Il était 10h50 environ, lundi, quand un homme d’une quarantaine d’années, salarié au service réclamations de France Télécom, a tenté de se suicider en se plantant un couteau dans l’abdomen.
La scène s’est déroulée à la direction régionale de France Télécom de Châlons-en-Champagne. "Il a menacé ses collègues présents avant d’être maîtrisé sans que personne ne soit blessé, à part lui-même, mais très légèrement", confirmait mardi la direction nationale de l’opérateur.
D’après une source syndicale, cet ancien technicien était en conflit avec une autre salariée. "Et c’est à lui qu’on a annoncé qu’il allait devoir changer d’équipe", selon cette source qui indique que l’homme, en arrêt maladie, avait déjà tenté de mettre fin à ses jours il y a quelques jours, chez lui, en avalant des barbituriques.
Il avait auparavant envoyé un SMS à un membre du Comité hygiène sécurité et conditions de travail (CHSCT) et avait pu être sauvé. Daniel Nadet, directeur régional de France Télécom ne souhaite pas commenter cette affaire mais assure être "extrêmement attentif et concentré sur le bien-être des salariés."
"Certains collègues sont-ils plus fragiles que d’autres ? Oui. Faut-il mieux les accompagner ? Oui.
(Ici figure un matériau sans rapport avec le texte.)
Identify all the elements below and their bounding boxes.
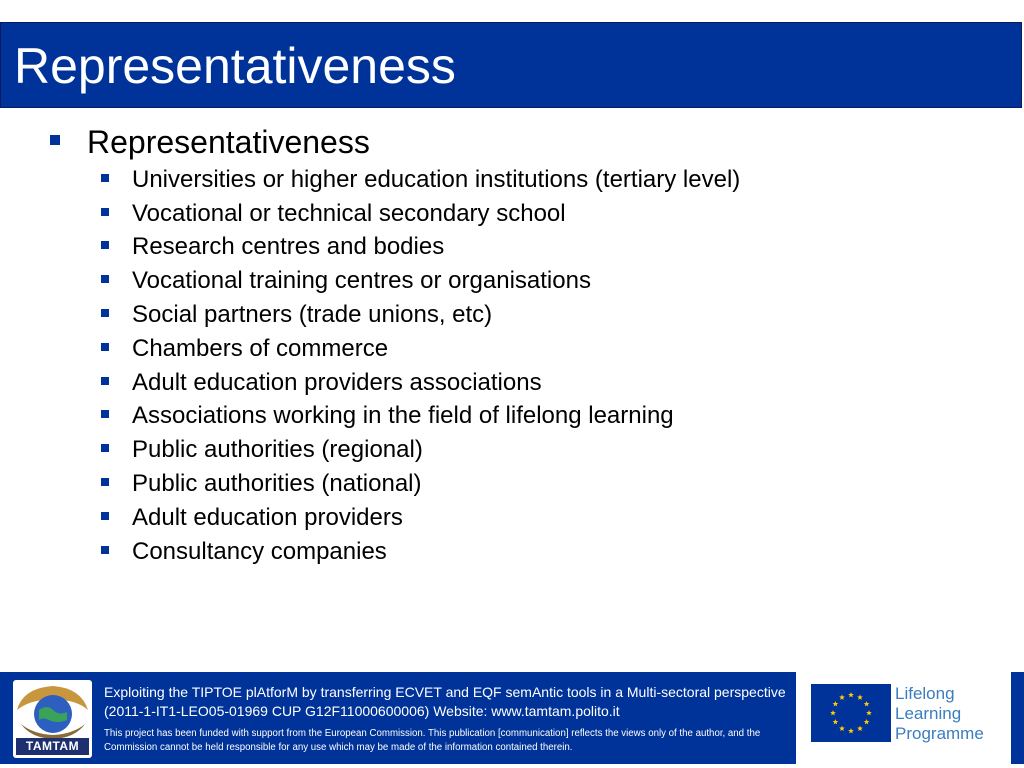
- sub-bullet: [101, 400, 740, 434]
- logo-label: TAMTAM: [16, 738, 89, 755]
- square-bullet-icon: [101, 512, 109, 520]
- main-bullet: [50, 122, 370, 162]
- sub-bullet: [101, 264, 740, 298]
- square-bullet-icon: [101, 343, 109, 351]
- sub-bullet-text: Associations working in the field of lifelong learning: [132, 402, 674, 430]
- sub-bullet-text: Public authorities (national): [132, 470, 422, 498]
- eu-flag-icon: [811, 684, 891, 742]
- sub-bullet: [101, 535, 740, 569]
- tamtam-logo: [13, 680, 92, 758]
- square-bullet-icon: [101, 546, 109, 554]
- square-bullet-icon: [101, 241, 109, 249]
- square-bullet-icon: [101, 275, 109, 283]
- sub-bullet: [101, 332, 740, 366]
- slide-title: Representativeness: [14, 38, 456, 94]
- sub-bullet: [101, 197, 740, 231]
- sub-bullet: [101, 467, 740, 501]
- square-bullet-icon: [101, 444, 109, 452]
- square-bullet-icon: [101, 478, 109, 486]
- square-bullet-icon: [50, 135, 60, 145]
- square-bullet-icon: [101, 174, 109, 182]
- llp-logo: [811, 684, 1003, 744]
- sub-bullet-text: Adult education providers associations: [132, 368, 542, 396]
- sub-bullet: [101, 366, 740, 400]
- sub-bullet-text: Research centres and bodies: [132, 233, 445, 261]
- sub-bullet: [101, 298, 740, 332]
- funding-disclaimer: This project has been funded with support from the European Commission. This publication [communication] reflects the views only of the author, and the Commission cannot be held responsible for any use which may be made of the information contained therein.: [104, 728, 761, 753]
- llp-text: [895, 684, 984, 744]
- sub-bullet-text: Consultancy companies: [132, 537, 387, 565]
- square-bullet-icon: [101, 309, 109, 317]
- sub-bullet-text: Adult education providers: [132, 503, 403, 531]
- sub-bullet-text: Vocational training centres or organisations: [132, 267, 591, 295]
- llp-line: Programme: [895, 724, 984, 743]
- sub-bullet: [101, 433, 740, 467]
- footer-bar: [0, 672, 796, 764]
- sub-bullet: [101, 163, 740, 197]
- title-bar: [0, 22, 1022, 108]
- square-bullet-icon: [101, 410, 109, 418]
- project-description: Exploiting the TIPTOE plAtforM by transferring ECVET and EQF semAntic tools in a Multi-sectoral perspective (2011-1-IT1-LEO05-01969 CUP G12F11000600006) Website: www.tamtam.polito.it: [104, 684, 786, 719]
- sub-bullet-text: Vocational or technical secondary school: [132, 199, 566, 227]
- sub-bullet-list: [101, 163, 740, 569]
- square-bullet-icon: [101, 208, 109, 216]
- footer-right-strip: [1011, 672, 1024, 764]
- llp-line: Lifelong: [895, 684, 955, 703]
- sub-bullet: [101, 501, 740, 535]
- globe-hands-icon: [13, 680, 92, 740]
- sub-bullet-text: Universities or higher education institutions (tertiary level): [132, 165, 741, 193]
- sub-bullet: [101, 231, 740, 265]
- square-bullet-icon: [101, 377, 109, 385]
- sub-bullet-text: Social partners (trade unions, etc): [132, 301, 493, 329]
- main-bullet-text: Representativeness: [87, 123, 370, 160]
- sub-bullet-text: Chambers of commerce: [132, 334, 389, 362]
- sub-bullet-text: Public authorities (regional): [132, 436, 423, 464]
- llp-line: Learning: [895, 704, 962, 723]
Nous prenons des mesures en ce sens", assure-t-il. Toutefois, selon Sébastien Crozier, de la CFE-CGC, "la tentative de lundi est inquiétante. Elle montre qu'il n'y a pas de procédures de suivi des appels au secours des salariés en souffrance".
Vendredi, le cas de cet homme aurait été évoqué lors d’un CHSCT, sans qu’aucune décision ne soit prise pour lui venir en aide. Pour Marilyn Ruer, secrétaire départementale de la CGT, "l’ambiance reste extrêmement tendue. Si les choses bougent au niveau national avec la signature d’accords, au niveau local, rien ne change".